Lula se deslocou para o centro, mas, sobretudo, se distanciou claramente dos radicalismos do passado, estendendo pontes até setores que, até pouco tempo atrás, teria sido impensável imaginar que pudessem apoiá-lo.
De tudo isso conclui-se que a América Latina não está sob o efeito de nenhuma onda ideológica em um sentido ou em outro. Ela padece, isso sim, de uma situação econômica recessiva, uma fadiga dos ajustes macroeconômicos e um enfraquecimento dos partidos políticos que tornou-se explosivo em países como Venezuela e Argentina. Para enfrentar esse quadro tão difícil aparece o velho dilema: democracia responsável ou populismo demagógico. Estes, sim, constituem dois campos bem distintos.
A democracia responsável pode ser de tom social-democrata, como com Lagos, no Chile, ou Fernando Henrique, no Brasil; ou pode ser de entonação mais liberal, com Uribe, na Colômbia, ou Sánchez de Lozada, na Bolívia; mas não deixa de ser um capítulo daquilo que já foi chamado "República do Centro". Aqui entra em campo a maior inclinação de uns para a liberdade e a ordem, ou de outros em direção aos indicadores sociais, mas todos atuando dentro de parâmetros gerais segundo os quais ninguém discute a necessidade do equilíbrio macroeconômico, das vantagens de uma economia relativamente aberta e o imperativo de um Estado em constante reforma.

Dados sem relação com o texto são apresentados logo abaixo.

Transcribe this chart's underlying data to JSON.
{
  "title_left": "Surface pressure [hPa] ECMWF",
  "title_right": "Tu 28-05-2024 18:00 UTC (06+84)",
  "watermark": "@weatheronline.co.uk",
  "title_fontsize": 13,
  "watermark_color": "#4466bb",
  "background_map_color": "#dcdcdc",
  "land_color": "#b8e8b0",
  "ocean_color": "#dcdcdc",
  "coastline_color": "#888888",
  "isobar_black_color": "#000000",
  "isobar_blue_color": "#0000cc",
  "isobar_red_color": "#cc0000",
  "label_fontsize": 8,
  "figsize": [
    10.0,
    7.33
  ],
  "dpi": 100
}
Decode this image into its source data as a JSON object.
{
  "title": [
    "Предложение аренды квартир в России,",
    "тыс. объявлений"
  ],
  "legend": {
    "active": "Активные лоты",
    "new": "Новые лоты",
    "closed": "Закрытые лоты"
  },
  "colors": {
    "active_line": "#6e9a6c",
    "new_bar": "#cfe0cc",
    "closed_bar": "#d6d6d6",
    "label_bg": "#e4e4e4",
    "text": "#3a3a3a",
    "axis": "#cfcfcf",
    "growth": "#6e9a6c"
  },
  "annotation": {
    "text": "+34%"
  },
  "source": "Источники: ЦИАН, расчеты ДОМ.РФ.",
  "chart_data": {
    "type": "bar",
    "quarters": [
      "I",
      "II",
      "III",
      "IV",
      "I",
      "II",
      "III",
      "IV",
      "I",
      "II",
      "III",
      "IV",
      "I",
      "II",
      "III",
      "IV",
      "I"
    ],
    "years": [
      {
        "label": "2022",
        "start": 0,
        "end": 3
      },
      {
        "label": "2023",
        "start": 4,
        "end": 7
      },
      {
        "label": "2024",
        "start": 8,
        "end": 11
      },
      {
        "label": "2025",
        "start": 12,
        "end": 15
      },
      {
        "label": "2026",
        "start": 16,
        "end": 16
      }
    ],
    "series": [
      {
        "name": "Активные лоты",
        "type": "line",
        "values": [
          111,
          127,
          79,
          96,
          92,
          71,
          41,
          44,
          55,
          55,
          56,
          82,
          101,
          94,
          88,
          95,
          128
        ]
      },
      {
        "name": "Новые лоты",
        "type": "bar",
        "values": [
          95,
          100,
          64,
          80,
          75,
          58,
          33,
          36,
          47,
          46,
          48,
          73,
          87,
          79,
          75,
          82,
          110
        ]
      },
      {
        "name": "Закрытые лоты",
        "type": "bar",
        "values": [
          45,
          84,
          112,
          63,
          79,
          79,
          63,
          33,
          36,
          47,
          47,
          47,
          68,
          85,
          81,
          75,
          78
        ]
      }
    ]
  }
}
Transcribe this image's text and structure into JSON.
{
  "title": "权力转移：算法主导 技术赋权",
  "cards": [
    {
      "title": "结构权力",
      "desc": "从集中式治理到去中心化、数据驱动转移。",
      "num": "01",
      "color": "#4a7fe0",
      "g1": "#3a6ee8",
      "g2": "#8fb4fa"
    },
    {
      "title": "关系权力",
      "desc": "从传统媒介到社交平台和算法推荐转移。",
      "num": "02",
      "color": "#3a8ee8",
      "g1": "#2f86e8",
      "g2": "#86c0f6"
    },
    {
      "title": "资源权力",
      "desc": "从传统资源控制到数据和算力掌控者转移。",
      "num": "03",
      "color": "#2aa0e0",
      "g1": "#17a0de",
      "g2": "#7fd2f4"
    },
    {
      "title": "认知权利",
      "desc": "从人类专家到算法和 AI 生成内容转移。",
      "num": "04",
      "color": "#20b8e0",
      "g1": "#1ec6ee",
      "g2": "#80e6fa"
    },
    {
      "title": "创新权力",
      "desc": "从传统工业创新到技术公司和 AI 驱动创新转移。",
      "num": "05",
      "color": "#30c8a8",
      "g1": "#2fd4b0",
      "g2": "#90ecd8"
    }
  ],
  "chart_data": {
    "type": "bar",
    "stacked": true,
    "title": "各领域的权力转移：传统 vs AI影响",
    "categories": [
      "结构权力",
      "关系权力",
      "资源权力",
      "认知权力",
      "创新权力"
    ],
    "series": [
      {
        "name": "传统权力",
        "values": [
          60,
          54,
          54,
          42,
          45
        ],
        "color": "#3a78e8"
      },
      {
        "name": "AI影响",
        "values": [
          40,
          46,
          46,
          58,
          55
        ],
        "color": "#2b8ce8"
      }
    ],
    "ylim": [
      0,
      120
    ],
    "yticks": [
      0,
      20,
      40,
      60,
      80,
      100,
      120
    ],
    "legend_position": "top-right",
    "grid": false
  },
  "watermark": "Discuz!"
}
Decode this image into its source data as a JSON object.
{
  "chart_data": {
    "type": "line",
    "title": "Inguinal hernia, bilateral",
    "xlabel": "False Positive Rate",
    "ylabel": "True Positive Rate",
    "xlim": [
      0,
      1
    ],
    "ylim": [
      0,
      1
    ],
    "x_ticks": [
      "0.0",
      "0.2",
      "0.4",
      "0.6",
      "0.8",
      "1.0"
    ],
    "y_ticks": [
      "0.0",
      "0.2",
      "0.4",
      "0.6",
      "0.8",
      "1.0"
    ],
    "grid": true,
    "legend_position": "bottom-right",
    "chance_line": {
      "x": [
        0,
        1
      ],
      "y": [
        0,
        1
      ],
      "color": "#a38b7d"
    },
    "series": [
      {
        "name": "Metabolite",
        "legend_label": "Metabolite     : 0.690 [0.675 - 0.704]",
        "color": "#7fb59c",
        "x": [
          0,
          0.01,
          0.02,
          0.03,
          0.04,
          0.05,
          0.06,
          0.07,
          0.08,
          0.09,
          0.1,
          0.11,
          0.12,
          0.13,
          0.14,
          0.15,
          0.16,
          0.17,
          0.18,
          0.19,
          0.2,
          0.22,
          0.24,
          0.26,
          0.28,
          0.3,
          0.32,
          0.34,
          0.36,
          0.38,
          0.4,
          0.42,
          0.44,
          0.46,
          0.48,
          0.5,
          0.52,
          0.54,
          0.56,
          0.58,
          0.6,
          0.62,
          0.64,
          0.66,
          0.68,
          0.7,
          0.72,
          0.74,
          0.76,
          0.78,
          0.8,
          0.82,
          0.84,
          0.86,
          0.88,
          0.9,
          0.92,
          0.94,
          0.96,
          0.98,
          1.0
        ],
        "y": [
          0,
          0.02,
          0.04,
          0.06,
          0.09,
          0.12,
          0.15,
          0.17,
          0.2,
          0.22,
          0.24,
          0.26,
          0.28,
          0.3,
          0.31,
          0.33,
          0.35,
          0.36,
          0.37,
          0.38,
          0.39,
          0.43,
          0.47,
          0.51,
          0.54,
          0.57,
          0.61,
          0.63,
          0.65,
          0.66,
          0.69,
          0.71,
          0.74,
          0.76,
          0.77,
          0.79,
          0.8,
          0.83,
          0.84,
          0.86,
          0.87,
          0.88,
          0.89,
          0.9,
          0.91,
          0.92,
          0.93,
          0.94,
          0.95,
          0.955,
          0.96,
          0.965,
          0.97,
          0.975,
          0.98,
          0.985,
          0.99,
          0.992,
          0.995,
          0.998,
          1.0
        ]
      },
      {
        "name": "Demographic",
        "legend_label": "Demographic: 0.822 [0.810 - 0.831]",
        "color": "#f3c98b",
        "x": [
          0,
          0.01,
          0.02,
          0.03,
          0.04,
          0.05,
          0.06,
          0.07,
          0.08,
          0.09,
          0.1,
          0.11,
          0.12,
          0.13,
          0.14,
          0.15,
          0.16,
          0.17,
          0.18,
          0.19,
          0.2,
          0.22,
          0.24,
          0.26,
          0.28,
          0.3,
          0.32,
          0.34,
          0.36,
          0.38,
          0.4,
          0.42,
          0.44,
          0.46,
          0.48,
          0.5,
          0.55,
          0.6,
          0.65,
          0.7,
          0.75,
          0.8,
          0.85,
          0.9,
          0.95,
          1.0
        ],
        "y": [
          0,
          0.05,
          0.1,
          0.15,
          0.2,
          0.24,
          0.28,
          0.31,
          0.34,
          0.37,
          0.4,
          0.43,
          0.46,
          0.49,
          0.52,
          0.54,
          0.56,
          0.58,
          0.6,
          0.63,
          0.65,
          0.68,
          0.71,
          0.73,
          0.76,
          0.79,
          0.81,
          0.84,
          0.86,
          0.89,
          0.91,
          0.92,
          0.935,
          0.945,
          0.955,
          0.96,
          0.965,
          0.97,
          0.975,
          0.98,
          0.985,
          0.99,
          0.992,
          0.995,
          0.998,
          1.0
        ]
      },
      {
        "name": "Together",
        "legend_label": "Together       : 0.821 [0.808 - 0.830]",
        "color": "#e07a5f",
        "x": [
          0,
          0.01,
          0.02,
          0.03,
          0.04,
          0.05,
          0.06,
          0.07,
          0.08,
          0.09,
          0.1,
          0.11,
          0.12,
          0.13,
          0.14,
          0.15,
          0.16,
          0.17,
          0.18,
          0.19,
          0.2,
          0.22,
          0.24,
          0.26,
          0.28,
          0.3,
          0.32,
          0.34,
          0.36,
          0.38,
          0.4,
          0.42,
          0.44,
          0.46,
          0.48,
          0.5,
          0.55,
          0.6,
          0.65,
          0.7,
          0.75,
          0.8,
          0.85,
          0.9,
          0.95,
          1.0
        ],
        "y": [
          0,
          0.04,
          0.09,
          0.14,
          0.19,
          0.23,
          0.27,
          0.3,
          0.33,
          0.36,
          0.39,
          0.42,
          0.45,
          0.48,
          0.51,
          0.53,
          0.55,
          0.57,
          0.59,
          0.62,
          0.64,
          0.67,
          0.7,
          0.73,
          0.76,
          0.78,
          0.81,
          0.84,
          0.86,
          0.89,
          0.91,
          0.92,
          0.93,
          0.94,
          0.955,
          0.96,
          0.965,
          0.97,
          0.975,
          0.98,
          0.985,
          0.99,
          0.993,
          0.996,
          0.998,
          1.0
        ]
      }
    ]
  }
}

O debate, portanto, não é entre esquerda ou direita, entendidas como termos europeus. É o confronto entre a visão responsável do Estado e o populismo, esse fantasma latino-americano que reaparece quando nuvens escuras surgem no horizonte. Essencialmente demagógico, apela para os aplausos populares em nome de causas legítimas, mas cujo sustento e viabilidade não se examinam. Tudo acontece por obra da vontade, de invocações à sensibilidade ou até mesmo de ""efeitos especiais" fornecidos pela multimídia moderna para construir imagens de figuras televisivas.
Foi assim que nasceram as hiperinflações e os confrontos como aquele que hoje divide a Venezuela. Em alguns casos, começou com concessões aos sindicatos, em outros, com protestos pedindo a ""saída de todos". E assim surgiram, do nada, os Fujimori e os Collor de Melo. O resultado sempre foi, cedo ou tarde, a instabilidade econômica e política.
A preocupação, portanto, não deveria ser com quem representa partidos, com opções matizadas à esquerda ou à direita, mas, pelo contrário, com aqueles que não representam nada além deles mesmos, embora invoquem as massas pela televisão e lhes prometam governos fortes e mágicos. Depois da onda democratizante dos anos 80 e do reformismo econômico dos 90, os tempos difíceis voltaram. A esperança é que ainda haja lugar para a razão e que esses ventos não se transformem em tempestades.

Julio María Sanguinetti Coirolo, 66, advogado e jornalista, foi presidente da República Oriental do Uruguai (1985-1990 e 1995-2000).